Despite a wave of criticisms and a mudslide of amendments, the long-awaited and comprehensive reform bill emerged victorious with bipartisan support from the powerful Senate committee. Opponents were by no means quiet — Sen. Jeff Sessions (R-Ala.) and Sen. Chuck Grassley (R-Iowa) filed heavy blows of 49 and 77 amendments respectively against the already forty-four page bill. But the group of four Democrats and four Republicans swiftly derailed opponents in Senate Committee over the past few weeks, successfully rallying to defeat any amendment that would drastically alter their agreement.
The Gang of Eight “were in total control of everything,” said Roy Beck, executive director of NumbersUSA, to the Washington Post.
As the bill moves to the floor of the Senate with little changes, pro-immigration advocates worry that the Republican-controlled house could shatter the long-waited legislation entirely, despite the party’s concerns over a lack of Latino support and the Gang of Eight’s disciplined bipartisan efforts.
After 71% of Hispanics supported President Obama in the 2012 elections, the Republican party quickly realized that softening of immigration policy might work political-wonders in attracting voters from the country’s fastest-growing demographic. In March, the Republican National Committee officially endorsed comprehensive immigration which generated bipartisan excitement for reform.
Two months later, many House Republicans remain unconvinced that the passage of the bill will help the party draw support from the country’s burgeoning Hispanic population. In the House, only 39 of the 233 members represent districts that are 20% or more Hispanic, according to a recent study in the Georgetown (University) Public Policy Review.
Despite initial success, the well orchestrated Gang of Eight and their ambitious proposal face a fierce battle ahead as the process begins to reveal the highly polarizing issue at the crux of immigration reform. Many critics in the house not only oppose the bill itself but strongly oppose any kind of amnesty for the estimated 11 million immigrants who are in the United States illegally — a prevailing and highly contentious platform of the bill.

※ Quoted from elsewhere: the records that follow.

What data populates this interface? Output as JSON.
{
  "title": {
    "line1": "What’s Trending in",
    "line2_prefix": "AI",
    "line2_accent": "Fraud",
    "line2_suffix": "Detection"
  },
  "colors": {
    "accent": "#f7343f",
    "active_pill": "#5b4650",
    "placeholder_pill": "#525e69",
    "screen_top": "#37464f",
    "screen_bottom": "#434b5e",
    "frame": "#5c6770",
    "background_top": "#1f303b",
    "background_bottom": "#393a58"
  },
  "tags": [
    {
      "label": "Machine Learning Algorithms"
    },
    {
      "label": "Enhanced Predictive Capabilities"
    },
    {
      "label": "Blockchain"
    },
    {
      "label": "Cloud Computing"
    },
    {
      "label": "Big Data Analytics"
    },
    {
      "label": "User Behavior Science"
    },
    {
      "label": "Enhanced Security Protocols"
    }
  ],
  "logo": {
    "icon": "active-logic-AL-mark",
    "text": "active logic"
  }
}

"We can't afford to give amnesty to every person who wants to illegally cross our borders," said Republican Representative Mo Brooks of Alabama. "We don't have enough money in our piggy bank. Amnesty begets more amnesty.”
Brooks considers the matter one of morals, and says that the potential political is irrelevant.
"I cannot in good conscience ratify illegal conduct with my vote. Any Republican who advocates ratifying illegal conduct with their vote is subverting the very principles that made the United States a great nation."